Kenyataan itu pernah juga membuat dia membuat puncak keputusan untuk hidupnya. Di tengah ruwetnya masalah finansial dan tempat tinggal, dia sempat memutuskan menjadi seorang gembel. Dengan berbekal prinsipnya sebagai seorang penduduk dunia, dan beberapa setel pakaian dalam tasnya juga sebuah mesin tik, dia merantau dari kota ke kota. Tidur dimana dia suka, makan dimana dia mau, mandi dimana dia suka.

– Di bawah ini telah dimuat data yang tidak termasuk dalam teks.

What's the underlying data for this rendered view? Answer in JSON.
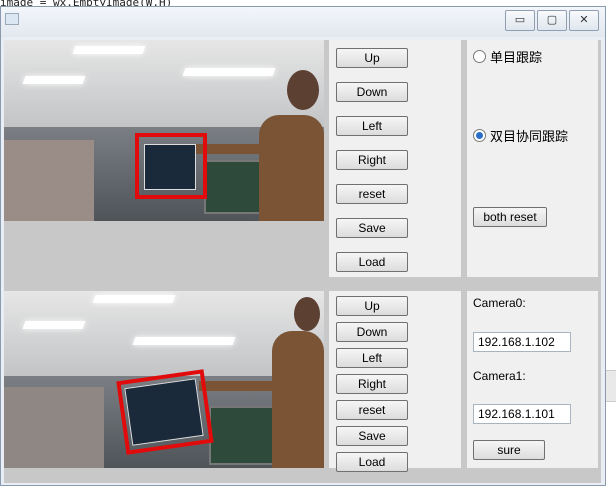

Pada saat itulah, dia merasa betapa bumi ini adalah rumahnya belaka. Milik dia semata. Tidak perlu dia repot-repot mikirin masalah uang kontrakan dengan seabreg tagihannnya, juga masyarakat dengan segala aturan, norma-norma dan macam kebudayaan yang disimpan di dalam kepalanya --dipaksakan keharusannya kepada siapa pun tanpa kecuali, di setiap rumah yang sempat dikontraknya. Lagipula, tak ada pemeriksaan KTP, dan itu adalah baik untuknya.
Satu satunya “KTP” adalah mesin tiknya. Tapi sungguh, dia bukanlah seorang pegawai kelurahan generasi tua yang terheran-heran dengan “tikus”. Dia juga bukan pegawai perpustakaan di pelosok desa yang tak pernah mendapatkan bantuan dari pemerintah. Dia adalah seorang penulis, tepatnya seorang cerpenis. Dia membuat cerpen tanpa takut listrik, tanpa takut virus, tanpa takut teknologi. Dan dengan keadaan yang sekarang dia bisa membuat cerpen di mana saja setiap kali inspirasi hinggap di kepalanya.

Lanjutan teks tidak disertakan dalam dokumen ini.